Now the temptations keep rolling in as I’m going to paste the three emails I was sent this week from ‘my agent’ and they make you wonder how you could resist:

14 Night South America & Panama Canal
Radiance of the Seas November 9 - 23, 2008
Greetings from Sixth Star!
Sixth Star Entertainment and Marketing is looking for a Special Interest Lecturer in one of the following topics: Forensics, Pets, Maritime, Astronomy, Geneology, Celebrities, Caricaturist, Gardening, Hand Writing Analysis, Nature/wildlife, Science, Silhouette Artist to provide an "edu-taining" program onboard the Radiance of the Seas November 9 - 23, 2008. It is a South America & Panama Canal cruise that sails Ft. Lauderdale, FL to Valparaiso, Chile.

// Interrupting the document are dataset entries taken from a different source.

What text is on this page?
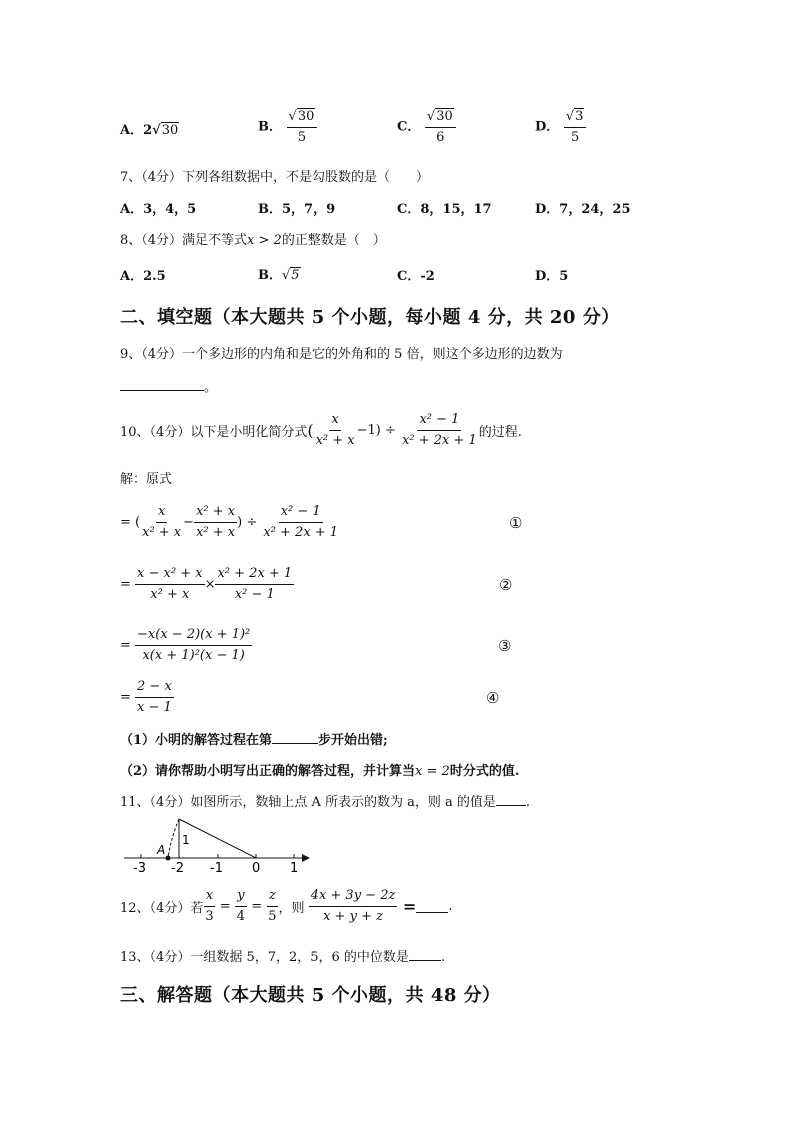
A．2√30	B． $\frac{√30}{5}$	C． $\frac{√30}{6}$	D． $\frac{√3}{5}$
7、（4分）下列各组数据中，不是勾股数的是（　　）
A．3，4，5	B．5，7，9	C．8，15，17	D．7，24，25
8、（4分）满足不等式x > 2的正整数是（　）
A．2.5	B．√5	C．-2	D．5
二、填空题（本大题共 5 个小题，每小题 4 分，共 20 分）
9、（4分）一个多边形的内角和是它的外角和的 5 倍，则这个多边形的边数为
。
10、（4分）以下是小明化简分式( $\frac{x}{\text{x² + x}} -1) \div \frac{\text{x² − 1}}{\text{x² + 2x + 1}}$ 的过程.
解：原式
= ( $\frac{x}{\text{x² + x}} - \frac{\text{x² + x}}{\text{x² + x}}$ ) ÷ $\frac{\text{x² − 1}}{\text{x² + 2x + 1}}$	①
= $\frac{\text{x − x² + x}}{\text{x² + x}} \times \frac{\text{x² + 2x + 1}}{\text{x² − 1}}$	②
= $\frac{\text{−x(x − 2)(x + 1)²}}{\text{x(x + 1)²(x − 1)}}$	③
= $\frac{2 - x}{x - 1}$	④
（1）小明的解答过程在第	步开始出错;
（2）请你帮助小明写出正确的解答过程，并计算当x = 2时分式的值.
11、（4分）如图所示，数轴上点 A 所表示的数为 a，则 a 的值是 .
A
1
-3 -2 -1 0 1
12、（4分）若 $\frac{x}{3} = \frac{y}{4} = \frac{z}{5}$ ，则 $\frac{4x + 3y - 2z}{x + y + z}$ = .
13、（4分）一组数据 5，7，2，5，6 的中位数是 .
三、解答题（本大题共 5 个小题，共 48 分）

09-Nov Fort Lauderdale, Florida 5:00 PM
10-Nov Cruising
11-Nov Cruising
12-Nov Cartagena, Colombia 7:00 AM 8:00 PM Docked
13-Nov Cruising
14-Nov Panama Canal (Cruising Canal) 6:00 AM 6:00 PM Cruising
15-Nov Cruising
16-Nov Manta, Ecuador 7:00 AM 6:00 PM Docked
17-Nov Cruising
18-Nov Lima, (Callao) Peru 7:00 AM 6:00 PM Docked
19-Nov Cruising
20-Nov Arica, Chile 7:00 AM 7:00 PM Docked
21-Nov Cruising
22-Nov La Serena (Coquimbo), Chile 8:00 AM 4:00 PM Docked
23-Nov Valparaiso, Chile 4:00 AM

We are looking for a Special Interest Lecturer to sail on the Sea Princess through the Caribbean Novmeber 29 - December 13, 2008. Sailing roundtrip Barbados. Take a look at the exciting ports listed below.

St. Lucia
Antigua, Antigua
St. Kitts, St. Kitts
Tortola, British Virgin Islands
Samana, Dominican Republic
At Sea
Montego Bay, Jamaica
Grand Cayman Islands
At Sea
Bonaire, Netherlands Antilles
Caracas (La Guaira), Venezuela

We are currently looking for a Lecturer to provide an "Edu-taining" lecture. To sail on the Emerald Princess through the Caribbean. The cruise dates and intineraries are listed below.

Ft. Lauderdale
Princess Cays, Bahamas
At Sea
St. Thomas, U.S. Virgin Islands
St. Kitts, St. Kitts & Nevis
Antigua, Antingua and Barbuda
At Sea
At Sea
Ft. Lauderdale

Ft. Lauderdale
At Sea
At Sea
Bonaire, Netherlands Antilles Grenada
St. Thomas, U.S Virgin Islands
At Sea
Princess Cays, Bahamas
Ft. Lauderdale

Today there was a birthday party for a former co-worker and the daughter-in-law arranged it with wine and all of us dressed in rhinestones, boas and sparkly stuff – sounds like fun alreadydoesn't it? At least four of us from work (still hanging in there) attended plus quite a few of the neighbours and other friends so it was a good time.

Back to the salt mines in the a.m. but at least the time change over the weekend is more in sync with my sleep cycles. Doesn't make me want to go to work but at least I won't mind the actual getting up as much.